L’incarico ai diplomatici Usa di esaminare la presenza online di chi fa domanda per individuare “eventuali segnali di ostilità verso i cittadini, la cultura, il governo, le istituzioni o i principi fondanti degli Stati Uniti”, è scritto, nero su bianco: è rintracciabile anche nelle nuove linee guida che regolano l’accoglienza degli stranieri.
I diplomatici, inoltre, saranno tenuti a segnalare qualsiasi “forma di propaganda, aiuto o sostegno a terroristi stranieri e ad altre minacce alla sicurezza nazionale degli Stati Uniti”, nonché “sostegno a molestie o violenze antisemite illegali“.
“Il controllo delle attività ‘antisemite’ – scrive l’Ansa – rispecchia indicazioni analoghe fornite all’Ufficio per la cittadinanza e l’immigrazione degli Stati Uniti (Uscis), che fa capo al Dipartimento della Sicurezza interna, ed è stato criticato come un tentativo di reprimere l’opposizione alla condotta di Israele nella guerra a Gaza. I nuovi controlli sono rivolti a studenti e altri richiedenti visti delle categorie F, M e J, che comprendono l’istruzione accademica e professionale, nonché gli scambi culturali”.

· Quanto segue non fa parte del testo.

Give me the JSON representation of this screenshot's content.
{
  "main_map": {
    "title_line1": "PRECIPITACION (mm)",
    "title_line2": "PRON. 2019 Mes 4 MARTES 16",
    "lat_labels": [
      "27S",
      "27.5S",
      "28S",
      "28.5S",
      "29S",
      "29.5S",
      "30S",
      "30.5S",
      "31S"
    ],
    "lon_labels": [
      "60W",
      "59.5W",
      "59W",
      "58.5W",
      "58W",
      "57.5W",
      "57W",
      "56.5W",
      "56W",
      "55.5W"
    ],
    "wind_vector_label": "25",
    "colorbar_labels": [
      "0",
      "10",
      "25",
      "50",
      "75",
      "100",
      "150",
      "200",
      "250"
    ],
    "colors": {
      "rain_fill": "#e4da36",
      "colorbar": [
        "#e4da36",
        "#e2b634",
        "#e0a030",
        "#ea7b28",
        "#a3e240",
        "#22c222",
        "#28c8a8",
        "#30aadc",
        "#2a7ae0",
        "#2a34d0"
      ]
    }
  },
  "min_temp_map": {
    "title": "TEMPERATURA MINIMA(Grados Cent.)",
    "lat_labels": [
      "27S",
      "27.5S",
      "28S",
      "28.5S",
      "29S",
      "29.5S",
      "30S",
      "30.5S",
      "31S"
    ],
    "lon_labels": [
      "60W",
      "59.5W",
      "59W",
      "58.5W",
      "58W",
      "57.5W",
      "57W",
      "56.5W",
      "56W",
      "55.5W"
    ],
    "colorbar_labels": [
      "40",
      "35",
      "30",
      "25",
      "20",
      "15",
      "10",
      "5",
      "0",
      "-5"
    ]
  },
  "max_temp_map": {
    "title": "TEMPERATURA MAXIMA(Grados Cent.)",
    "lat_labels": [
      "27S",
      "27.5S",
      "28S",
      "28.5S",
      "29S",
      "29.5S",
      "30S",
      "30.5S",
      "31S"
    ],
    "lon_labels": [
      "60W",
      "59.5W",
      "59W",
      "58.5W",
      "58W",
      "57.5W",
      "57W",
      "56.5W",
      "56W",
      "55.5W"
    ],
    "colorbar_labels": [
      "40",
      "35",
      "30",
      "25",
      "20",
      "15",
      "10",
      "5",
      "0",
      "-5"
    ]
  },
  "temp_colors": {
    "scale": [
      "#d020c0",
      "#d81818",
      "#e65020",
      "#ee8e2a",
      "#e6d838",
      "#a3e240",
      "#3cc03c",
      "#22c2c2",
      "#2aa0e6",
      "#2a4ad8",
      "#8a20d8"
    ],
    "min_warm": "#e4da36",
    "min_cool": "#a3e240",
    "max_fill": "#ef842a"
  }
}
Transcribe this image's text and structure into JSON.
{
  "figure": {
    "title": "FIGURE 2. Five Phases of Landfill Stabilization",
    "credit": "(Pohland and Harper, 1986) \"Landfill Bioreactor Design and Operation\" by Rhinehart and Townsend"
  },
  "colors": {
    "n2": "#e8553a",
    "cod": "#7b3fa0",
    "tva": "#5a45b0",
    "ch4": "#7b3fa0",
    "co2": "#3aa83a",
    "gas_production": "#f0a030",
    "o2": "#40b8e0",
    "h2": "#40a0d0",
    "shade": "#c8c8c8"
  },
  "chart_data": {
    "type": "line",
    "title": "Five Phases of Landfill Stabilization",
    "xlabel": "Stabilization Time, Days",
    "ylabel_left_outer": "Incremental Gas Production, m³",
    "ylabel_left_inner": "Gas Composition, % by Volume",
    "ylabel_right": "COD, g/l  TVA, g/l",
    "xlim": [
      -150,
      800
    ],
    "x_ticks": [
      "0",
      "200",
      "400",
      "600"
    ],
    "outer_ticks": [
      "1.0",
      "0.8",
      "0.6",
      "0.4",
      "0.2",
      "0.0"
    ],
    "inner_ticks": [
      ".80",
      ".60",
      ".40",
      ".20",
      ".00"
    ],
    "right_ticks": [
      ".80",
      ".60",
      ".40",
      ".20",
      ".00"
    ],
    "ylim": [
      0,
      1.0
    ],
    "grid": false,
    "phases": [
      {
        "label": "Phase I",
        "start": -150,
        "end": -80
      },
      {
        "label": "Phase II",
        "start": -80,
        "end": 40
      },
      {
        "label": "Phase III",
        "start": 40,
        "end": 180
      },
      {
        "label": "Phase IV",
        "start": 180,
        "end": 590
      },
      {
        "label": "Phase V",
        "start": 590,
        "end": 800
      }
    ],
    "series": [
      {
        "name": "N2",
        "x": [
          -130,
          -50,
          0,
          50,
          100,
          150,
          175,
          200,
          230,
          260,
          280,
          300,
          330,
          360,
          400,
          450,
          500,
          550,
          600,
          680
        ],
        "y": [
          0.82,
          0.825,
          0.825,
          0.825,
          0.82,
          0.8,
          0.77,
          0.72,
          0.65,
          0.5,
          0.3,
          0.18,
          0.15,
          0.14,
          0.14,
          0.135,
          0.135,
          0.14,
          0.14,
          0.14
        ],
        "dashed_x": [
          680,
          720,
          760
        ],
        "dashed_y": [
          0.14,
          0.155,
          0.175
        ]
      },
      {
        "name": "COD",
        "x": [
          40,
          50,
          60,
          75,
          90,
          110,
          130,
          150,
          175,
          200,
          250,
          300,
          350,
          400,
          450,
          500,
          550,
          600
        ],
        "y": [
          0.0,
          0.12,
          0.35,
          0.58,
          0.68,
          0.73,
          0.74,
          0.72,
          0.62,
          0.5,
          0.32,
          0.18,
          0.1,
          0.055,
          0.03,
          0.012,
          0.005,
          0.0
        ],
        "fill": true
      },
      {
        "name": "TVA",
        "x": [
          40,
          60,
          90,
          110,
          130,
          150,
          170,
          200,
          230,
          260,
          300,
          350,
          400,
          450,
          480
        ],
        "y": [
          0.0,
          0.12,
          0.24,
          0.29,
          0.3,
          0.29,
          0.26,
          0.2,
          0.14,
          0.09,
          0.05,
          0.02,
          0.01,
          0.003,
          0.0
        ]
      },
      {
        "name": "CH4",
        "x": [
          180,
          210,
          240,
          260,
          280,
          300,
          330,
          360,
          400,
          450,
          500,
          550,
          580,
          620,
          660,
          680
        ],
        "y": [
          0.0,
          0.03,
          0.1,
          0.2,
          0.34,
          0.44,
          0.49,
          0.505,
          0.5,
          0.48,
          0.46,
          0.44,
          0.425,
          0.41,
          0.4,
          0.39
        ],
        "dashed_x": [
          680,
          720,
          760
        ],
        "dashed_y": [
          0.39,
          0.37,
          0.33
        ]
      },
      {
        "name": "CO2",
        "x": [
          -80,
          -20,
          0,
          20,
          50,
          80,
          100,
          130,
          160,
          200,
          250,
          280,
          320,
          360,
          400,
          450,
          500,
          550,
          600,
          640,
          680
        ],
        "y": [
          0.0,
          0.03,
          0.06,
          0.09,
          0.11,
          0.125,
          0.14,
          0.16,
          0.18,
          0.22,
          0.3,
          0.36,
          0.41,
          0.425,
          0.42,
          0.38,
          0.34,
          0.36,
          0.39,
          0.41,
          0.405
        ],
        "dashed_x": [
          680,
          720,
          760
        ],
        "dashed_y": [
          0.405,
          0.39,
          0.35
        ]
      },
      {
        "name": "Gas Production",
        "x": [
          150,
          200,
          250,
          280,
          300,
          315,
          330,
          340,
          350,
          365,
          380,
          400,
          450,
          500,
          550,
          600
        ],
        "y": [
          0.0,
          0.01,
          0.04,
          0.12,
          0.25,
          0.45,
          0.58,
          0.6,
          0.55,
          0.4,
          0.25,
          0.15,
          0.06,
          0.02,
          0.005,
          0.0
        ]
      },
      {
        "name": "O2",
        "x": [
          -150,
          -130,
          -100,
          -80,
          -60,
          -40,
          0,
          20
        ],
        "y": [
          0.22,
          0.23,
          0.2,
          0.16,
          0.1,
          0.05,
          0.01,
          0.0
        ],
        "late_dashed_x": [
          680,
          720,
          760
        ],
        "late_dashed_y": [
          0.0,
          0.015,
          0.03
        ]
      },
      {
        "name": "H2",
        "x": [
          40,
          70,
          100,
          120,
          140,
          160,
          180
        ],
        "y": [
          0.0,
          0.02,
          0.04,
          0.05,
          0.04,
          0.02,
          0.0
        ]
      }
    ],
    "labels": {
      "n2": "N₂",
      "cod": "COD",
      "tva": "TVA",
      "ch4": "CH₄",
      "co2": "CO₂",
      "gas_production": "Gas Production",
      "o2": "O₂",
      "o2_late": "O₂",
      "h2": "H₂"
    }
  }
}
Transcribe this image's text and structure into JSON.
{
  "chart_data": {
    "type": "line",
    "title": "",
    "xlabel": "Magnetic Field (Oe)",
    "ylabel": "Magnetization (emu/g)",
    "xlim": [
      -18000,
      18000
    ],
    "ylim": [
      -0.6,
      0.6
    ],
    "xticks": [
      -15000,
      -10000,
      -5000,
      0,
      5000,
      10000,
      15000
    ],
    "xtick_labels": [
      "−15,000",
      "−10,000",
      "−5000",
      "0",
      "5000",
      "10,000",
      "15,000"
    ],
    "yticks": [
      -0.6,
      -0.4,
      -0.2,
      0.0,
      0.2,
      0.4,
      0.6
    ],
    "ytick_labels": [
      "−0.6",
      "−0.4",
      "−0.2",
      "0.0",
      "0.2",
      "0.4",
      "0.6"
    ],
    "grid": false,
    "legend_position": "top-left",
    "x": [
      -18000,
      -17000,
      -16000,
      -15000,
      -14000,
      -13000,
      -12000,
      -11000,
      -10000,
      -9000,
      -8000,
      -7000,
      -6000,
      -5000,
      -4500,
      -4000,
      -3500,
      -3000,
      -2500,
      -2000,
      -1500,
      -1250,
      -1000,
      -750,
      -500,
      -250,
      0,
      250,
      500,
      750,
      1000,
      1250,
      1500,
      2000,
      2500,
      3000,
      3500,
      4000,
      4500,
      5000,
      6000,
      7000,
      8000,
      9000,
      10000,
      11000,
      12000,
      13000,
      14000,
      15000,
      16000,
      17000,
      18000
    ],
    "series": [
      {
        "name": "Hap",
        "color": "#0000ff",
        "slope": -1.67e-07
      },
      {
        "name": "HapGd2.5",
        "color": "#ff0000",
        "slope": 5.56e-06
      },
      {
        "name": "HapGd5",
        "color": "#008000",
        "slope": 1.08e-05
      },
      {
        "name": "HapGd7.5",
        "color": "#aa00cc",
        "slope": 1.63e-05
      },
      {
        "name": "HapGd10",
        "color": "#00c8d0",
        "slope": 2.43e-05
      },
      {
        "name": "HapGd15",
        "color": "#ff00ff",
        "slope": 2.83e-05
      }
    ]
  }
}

“Gli americani si aspettano che il loro governo faccia tutto il possibile per rendere il Paese più sicuro, ed è esattamente ciò che l’amministrazione Trump sta facendo ogni singolo giorno”, ha dichiarato un alto funzionario del Dipartimento di Stato, aggiungendo che il segretario di Stato Marco Rubio “sta contribuendo a rendere l’America e le sue università più sicure, portando allo stesso tempo il Dipartimento di Stato nel XXI secolo”.